A minha cidade teve um
forte passado multicultural – cristão, muçulmano e judaico. Eu nasci em 1970,
muito tarde para o presenciar, apesar de se encontrarem vestígios em várias
partes. A minha casa hoje fica a 200 metros dos cemitérios muçulmano e judaico.
A maioria dos muçulmanos que residiam em território grego teve que abandonar as
suas casas e ir para a Turquia, um país que não conhecia, um lugar que não
significava nada para eles, no seguimento do Tratado de Lausanne em 1923. Os Cristãos Ortodoxos que viviam na Turquia
foram forçados em ir para a Grécia. Amigos e vizinhos separaram-se para sempre
e eu passei a minha infância com um medo terrível dos Turcos. O último
muçulmano de Ioannina morreu na década passada, enquanto a comunidade judaica,
quase completamente aniquilada durante a ocupação Nazi na Segunda Guerra
Mundial, conta hoje com aproximadamente 50 indivíduos.
A primeira e última vez
que entrei na Sinagoga da minha cidade – que está quase sempre fechada – foi em
1993, para a comemoração do 50º aniversário da deportação dos Judeus de
Ioannina para Auschwitz. A pessoa que se sentou ao meu lado nesse dia chorou
silenciosamente durante toda a cerimónia. Foi naquele momento, com vinte e
poucos anos, que me apercebi que a História é muito mais que factos e datas nos
meus livros, como é normalmente ensinada nas escolas e até nas universidades. A
História são as pessoas que a fazem e as pessoas que vivem as suas
consequências, tanto as figuras públicas como, especialmente, os indivíduos
anónimos.
Sempre que viajo,
visito os Museus Judaicos ou exposições sobre o Holocausto quando patentes nas
cidades em que me encontro. Visitei alguns muito bons (Imperial War Museum,
Londres; Dachau Concentration Camp Memorial Site, Munique; Jewish Historical Museum, Amsterdão; Jewish Museum, Viena; The United States Holocaust Memorial Museum,
Washington), alguns menos bons, do ponto de vista da
museografia, mas, mesmo assim, interessantes por causa do tema (Jewish Museum Berlin; Jewish Museum of Greece, Atenas), enquanto espero ainda poder conhecer outros,
como o South African Jewish Museum na Cidade do Cabo. Através destas visitas, revisito também a história de
um povo orgulhoso pelas suas origens, que respeita e preserva as suas tradições,
independentemente da parte do mundo onde vive e, sobretudo, apesar de todas as
perseguições que tem vivido… desde sempre. Sinto um respeito e uma admiração
profundos por eles e não me canso de ouvir a história de novo, as partes boas e
as partes más.
Muitas vezes nessas
visitas somos confrontados com a lição “Nunca mais”. Este é, claro, um dos
propósitos do contar a história, o facto desta se repetir, o facto de termos
que aprender com o passado.
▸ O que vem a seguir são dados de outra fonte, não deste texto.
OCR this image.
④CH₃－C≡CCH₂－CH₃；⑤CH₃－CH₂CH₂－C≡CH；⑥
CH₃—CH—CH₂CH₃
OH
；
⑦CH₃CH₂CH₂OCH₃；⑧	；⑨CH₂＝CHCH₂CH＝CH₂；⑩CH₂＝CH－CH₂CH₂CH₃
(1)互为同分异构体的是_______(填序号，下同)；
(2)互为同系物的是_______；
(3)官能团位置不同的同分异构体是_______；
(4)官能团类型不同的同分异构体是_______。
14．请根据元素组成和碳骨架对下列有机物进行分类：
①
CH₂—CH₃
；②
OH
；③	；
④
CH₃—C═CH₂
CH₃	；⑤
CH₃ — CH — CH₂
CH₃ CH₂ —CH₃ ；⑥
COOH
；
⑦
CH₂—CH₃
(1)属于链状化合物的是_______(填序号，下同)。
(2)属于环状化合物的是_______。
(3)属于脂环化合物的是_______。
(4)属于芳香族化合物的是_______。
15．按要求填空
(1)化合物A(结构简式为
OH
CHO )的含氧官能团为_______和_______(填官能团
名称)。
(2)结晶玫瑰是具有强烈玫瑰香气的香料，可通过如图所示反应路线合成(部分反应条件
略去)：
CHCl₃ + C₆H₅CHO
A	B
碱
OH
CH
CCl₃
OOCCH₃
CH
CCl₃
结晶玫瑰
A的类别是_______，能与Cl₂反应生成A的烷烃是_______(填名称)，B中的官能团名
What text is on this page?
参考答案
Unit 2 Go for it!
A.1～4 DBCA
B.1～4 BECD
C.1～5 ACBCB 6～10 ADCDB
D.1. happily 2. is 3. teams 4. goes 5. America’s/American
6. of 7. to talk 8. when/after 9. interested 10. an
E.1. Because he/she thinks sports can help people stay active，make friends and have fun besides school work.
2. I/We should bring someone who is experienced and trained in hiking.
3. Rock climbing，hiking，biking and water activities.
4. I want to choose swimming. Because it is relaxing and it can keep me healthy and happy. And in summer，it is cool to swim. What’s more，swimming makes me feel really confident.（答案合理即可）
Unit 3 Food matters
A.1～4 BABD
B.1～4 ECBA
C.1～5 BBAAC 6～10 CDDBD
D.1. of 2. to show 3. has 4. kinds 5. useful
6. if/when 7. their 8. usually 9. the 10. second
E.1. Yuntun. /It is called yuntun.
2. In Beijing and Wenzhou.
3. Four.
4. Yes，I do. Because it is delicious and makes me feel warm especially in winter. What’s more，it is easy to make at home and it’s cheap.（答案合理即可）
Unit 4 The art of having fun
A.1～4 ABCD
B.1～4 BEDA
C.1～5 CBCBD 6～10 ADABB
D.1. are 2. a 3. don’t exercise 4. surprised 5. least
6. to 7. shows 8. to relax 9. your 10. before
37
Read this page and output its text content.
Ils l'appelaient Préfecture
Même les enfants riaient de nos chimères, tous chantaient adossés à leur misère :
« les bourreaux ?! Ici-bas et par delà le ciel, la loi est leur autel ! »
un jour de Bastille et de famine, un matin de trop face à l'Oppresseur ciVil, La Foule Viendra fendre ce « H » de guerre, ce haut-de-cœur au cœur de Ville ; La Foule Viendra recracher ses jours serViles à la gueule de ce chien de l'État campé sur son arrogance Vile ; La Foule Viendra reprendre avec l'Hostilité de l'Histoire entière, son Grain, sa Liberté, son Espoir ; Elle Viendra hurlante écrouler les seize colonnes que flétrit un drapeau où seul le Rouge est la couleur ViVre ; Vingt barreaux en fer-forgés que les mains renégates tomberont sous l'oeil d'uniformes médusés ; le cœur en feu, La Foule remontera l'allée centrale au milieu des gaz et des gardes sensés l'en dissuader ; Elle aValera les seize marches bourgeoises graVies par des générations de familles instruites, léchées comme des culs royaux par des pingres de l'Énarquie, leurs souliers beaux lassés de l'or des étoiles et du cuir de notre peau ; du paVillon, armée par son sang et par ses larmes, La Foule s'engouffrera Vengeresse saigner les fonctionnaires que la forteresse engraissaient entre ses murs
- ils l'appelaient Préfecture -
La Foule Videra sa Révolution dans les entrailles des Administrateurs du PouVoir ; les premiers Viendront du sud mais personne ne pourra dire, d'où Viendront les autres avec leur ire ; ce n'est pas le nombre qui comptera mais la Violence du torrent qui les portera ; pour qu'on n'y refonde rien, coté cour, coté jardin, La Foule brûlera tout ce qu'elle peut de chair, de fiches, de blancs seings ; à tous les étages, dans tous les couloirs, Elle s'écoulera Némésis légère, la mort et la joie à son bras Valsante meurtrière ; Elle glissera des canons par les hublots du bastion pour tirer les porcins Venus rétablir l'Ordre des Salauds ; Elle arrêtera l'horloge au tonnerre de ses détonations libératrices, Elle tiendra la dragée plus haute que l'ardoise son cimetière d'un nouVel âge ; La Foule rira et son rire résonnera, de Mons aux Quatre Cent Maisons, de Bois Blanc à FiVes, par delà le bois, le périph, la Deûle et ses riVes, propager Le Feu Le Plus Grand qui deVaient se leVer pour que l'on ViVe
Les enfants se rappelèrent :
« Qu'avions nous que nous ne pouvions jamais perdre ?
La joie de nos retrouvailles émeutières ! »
Na verdade, o United States Holocaust Memorial Museum
dá um passo além da afirmação “Nunca mais”. Investe activamente no estudo, denúncia e prevenção do genocídio em todo o mundo. Foi este museu que me ajudou a
lidar com o meu sentimento de pequenez, impotência e insignificância e
ensinou-me que todos podemos fazer algo para prevenir o genocídio: aprender
mais e partilhar o que sabemos com amigos e familiares. Mas não refere a
Palestina.
E esta é uma lição maior
para mim, a verdadeira lição. Uma lição que mostra que o “Nunca mais” vai
acontecer – mais e mais e mais vezes – porque uma vez confrontados com ele
começamos a fazer cálculos. Calculamos as vantagens e desvantagens para nós
próprios, quem é que deveríamos apoiar abertamente, em que momentos seria
melhor permanecermos silenciosos e neutros, quando deveríamos assumir uma
postura mais reconciliatória. É precisamente isto que têm feito muitos
políticos e cidadãos comuns desde o início de mais um ataque israelita em Gaza,
um ataque que matou até agora muitos civis, que destruiu muitas casas, que
deixou marcas terríveis em muitos seres humanos. Como todos os ataques
anteriores. Quando ocorre uma tal carnificina (ainda por cima, levada a cabo
pelo exército regular de um estado democrático), a primeira coisa que temos que
fazer (nós, o Ocidente democrático e defensor dos direitos humanos) não é
discutir as origens do conflito, o que cada lado faz bem ou mal. A primeira
coisa que temos que fazer é condenar claramente, inequivocamente e em voz alta
o ataque e exigir o fim imediato da carnificina. Depois podemos e devemos
conversar.
Mas não é o que tem
acontecido. Aparentemente, não damos o mesmo valor a todas as vidas humanas e
assim, os países europeus representados no Concelho da Nações Unidas para os
Direitos Humanos podem abster-se (todos!) na votação para a abertura de um
inquérito sobre alegadas violações dos direitos humanos em Gaza; aparentemente,
algumas situações do género “nunca mais” são justificadas, e assim os nossos
governos podem continuar a apoiar e a vender armas ao governo israelita;
aparentemente, cada caso é uma caso e tudo depende, portanto, existem alguns
casos do género “nunca mais” em que nós cidadãos comuns podemos reservar o
direito de sermos mais “equilibrados” ou neutros.
Aparentemente, não
aprendemos com o que a História tem para nos ensinar, basicamente, que a
ocupação, a humilhação e o aterrorizar de um povo nunca mantiveram os autores
no poder para sempre e, sobretudo, nunca trouxeram paz.
Até Setembro.
Monday, 14 April 2014
O Atentado
Li O Atentado de Yasmina Khanda há uns anos. É a
história de um médico árabe, Amin Jaafari, que vive e trabalha em Tel Aviv.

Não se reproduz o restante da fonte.